Above Photo: The Verizon strike is one of the biggest in years, and comes on the heels of several other significant strikes. Photograph: Mike Groll/AP
The ability to stop production is the ultimate source of worker power. But the right to strike is far from guaranteed
Given the new politics of inequality, there is every reason to think that strikes will become more common. So long as the economy is as radically unequal and oppressive as it is, workers have a right to go on strike. This is an uncomfortable thing to say because of what it means to defend that right.

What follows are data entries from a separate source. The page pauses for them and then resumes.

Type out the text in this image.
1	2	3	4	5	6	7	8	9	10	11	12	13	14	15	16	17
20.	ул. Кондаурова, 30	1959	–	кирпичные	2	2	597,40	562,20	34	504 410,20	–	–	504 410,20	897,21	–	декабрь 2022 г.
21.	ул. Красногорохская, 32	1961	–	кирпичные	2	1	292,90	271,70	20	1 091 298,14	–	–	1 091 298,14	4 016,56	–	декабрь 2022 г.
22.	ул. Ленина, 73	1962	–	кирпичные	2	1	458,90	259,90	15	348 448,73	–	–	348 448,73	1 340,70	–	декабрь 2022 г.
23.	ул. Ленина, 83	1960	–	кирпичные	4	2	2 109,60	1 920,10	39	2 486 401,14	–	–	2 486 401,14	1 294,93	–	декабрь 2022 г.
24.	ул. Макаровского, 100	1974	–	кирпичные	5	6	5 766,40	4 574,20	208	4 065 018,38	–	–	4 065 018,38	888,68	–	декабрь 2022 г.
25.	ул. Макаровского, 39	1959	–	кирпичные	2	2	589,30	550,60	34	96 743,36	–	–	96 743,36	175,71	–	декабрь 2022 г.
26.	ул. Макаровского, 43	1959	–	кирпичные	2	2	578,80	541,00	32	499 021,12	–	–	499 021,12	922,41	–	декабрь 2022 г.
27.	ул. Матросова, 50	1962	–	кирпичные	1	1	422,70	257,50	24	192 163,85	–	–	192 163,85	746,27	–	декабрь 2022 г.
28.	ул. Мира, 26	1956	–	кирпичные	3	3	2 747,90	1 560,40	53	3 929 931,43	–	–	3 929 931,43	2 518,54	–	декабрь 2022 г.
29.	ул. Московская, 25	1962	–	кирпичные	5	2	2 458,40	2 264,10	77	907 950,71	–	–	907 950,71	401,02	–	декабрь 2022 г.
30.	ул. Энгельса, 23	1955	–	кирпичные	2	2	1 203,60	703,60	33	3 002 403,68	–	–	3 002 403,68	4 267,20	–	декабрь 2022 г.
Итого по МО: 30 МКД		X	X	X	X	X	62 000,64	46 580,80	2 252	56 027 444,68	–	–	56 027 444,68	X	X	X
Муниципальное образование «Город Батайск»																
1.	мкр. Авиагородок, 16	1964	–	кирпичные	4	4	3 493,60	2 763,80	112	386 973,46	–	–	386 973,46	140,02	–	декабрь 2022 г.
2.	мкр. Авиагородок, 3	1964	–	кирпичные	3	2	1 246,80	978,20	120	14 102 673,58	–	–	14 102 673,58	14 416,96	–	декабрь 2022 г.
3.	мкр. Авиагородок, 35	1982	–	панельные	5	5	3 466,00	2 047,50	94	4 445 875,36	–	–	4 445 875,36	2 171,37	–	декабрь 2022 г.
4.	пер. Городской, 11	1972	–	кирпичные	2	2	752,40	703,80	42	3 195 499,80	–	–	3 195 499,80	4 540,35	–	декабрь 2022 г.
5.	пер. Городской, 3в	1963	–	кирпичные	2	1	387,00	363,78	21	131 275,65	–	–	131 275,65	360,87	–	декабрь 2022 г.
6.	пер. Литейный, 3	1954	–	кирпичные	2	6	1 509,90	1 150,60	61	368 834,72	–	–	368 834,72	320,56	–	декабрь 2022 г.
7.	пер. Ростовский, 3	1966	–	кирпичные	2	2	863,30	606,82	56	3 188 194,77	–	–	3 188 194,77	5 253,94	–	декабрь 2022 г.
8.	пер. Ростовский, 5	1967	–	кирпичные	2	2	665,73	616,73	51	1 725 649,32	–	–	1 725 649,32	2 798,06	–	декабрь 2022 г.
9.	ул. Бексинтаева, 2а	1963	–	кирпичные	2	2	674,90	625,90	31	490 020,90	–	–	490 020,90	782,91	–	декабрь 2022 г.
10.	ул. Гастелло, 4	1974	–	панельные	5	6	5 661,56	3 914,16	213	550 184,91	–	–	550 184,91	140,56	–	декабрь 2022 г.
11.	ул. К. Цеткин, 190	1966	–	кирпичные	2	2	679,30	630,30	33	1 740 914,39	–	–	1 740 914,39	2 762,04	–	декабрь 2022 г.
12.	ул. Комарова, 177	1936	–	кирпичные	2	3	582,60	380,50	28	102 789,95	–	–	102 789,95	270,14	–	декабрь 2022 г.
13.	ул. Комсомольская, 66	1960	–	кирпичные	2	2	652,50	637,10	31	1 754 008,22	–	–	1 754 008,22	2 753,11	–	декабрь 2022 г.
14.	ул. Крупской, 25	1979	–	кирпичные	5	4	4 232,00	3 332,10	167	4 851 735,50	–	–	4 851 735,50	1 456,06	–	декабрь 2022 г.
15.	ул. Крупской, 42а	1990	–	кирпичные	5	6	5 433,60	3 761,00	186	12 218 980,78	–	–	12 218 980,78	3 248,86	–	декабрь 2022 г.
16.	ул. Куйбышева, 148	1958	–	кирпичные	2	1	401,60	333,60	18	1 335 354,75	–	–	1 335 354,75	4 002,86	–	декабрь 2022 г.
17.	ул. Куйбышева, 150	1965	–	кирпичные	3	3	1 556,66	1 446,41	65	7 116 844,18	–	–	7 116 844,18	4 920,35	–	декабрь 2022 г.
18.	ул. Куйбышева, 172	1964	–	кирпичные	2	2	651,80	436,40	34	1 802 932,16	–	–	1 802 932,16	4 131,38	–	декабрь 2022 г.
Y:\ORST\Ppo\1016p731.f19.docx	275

The 40,000-person, Verizon strike on Wednesday and the Fight for $15 strikes on Thursday are just the latest examples of worker walkouts. The Verizon strikers are protesting about a host of issues, including the company’s demand for reduced compensation, loss of job security, work relocations and schedules that would require workers to spend months at a time away from their families.
Verizon makes these demands despite posting $39bn in profits since 2012. The biggest strike in years, the Verizon strike has attracted the welcome support of presidential hopeful Bernie Sanders and comes on the heels of other significant strikes.
Just recently, the Chicago Teachers Union struck against severe cuts to public school funding, echoing an even more sustained CTU strike in 2012 to maintain benefits, improve classroom conditions and limit testing. Last fall, Seattle schoolteachers struck for, among other things, better pay, guaranteed recess time and against racially discriminatory discipline practices. In recent years the United States has seen strikes by everyone from oil workers and truck drivers to fast food workers and Walmart employees.
But what is uncomfortable here? Doesn’t the law already recognize the right to strike? Though American law does recognize some kind of right, as legal scholars like James Gray Pope and Ahmed White have pointed out, it is so surrounded by legal obstacles that it is difficult to exercise. Employers often may permanently replace workers during the strike, which makes it nearly impossible to stop production. Stopping production is the central point of a strike and the ultimate reservoir of worker power.
Employers may threaten to move a plant entirely if workers strike. Employers are allowed, after a certain time, to use replacement workers to decertify the striking workers’ union. Sympathy and solidarity strikes are also generally illegal, cutting deeply into the ability of workers to support each other. The law is so stacked against workers that sometimes employers try to spark strikes so that they can take advantage of what the law permits. These are unjustifiable labor laws and it is fair for strikers to break them. But that means that a proper defense of the right to strike means supporting potentially mass acts of civil disobedience.
This is not an abstract concern. For instance, the city of Chicago is cravenly suing the Chicago Teachers Union for its one-day strike of a few weeks ago. Verizon workers face the problem of having no legal means of forcing Verizon to negotiate with them, since they can’t prevent replacement workers from taking their jobs for the duration of the strike. The most easily replaced workers, those in high labor supply, low-pay jobs, like fast food and retail, are the ones who have the hardest time going on strike and yet they are the ones most justified in doing so.
Defending the right to strike doesn’t just mean accepting some law-breaking. Strikes can be socially disruptive and incredibly inconvenient. The Verizon strike will disrupt phone and internet service, the teachers’ strikes meant thousands of kids went without school.
But there is good reason for workers to want to fight back. The rich are getting richer, median wages are stagnant and the poor have seen real declines in wealth. This is not just a matter of wealth and income but also personal freedom. The typical worker has little control over her schedule or work conditions, let alone over major company decisions about investment and hiring that affect her job. Workers are expected to obey the commands of their bosses and they live with the constant threat of unemployment. Especially when workers don’t have countermeasures, like the strike, the standard employment relation is one of subordination.
Strikes can be legally threatening and socially disruptive. But in the absence of any serious, social efforts to change the economy, it is perfectly reasonable for workers to defend their interests. So long as the economy is as radically unequal and oppressive as it is, workers have a right to strike. They have that right just the way anyone facing oppression has a right to resist it.
If anything, we should hope that the incipient, broad-based organizing that we have begun to see inspires others to join. What has been missing in the past few years is not clever solutions to economic problems, but the organization and will to change things. As one Verizon steward from New York said to me: “There is just no substitute for a militant membership.”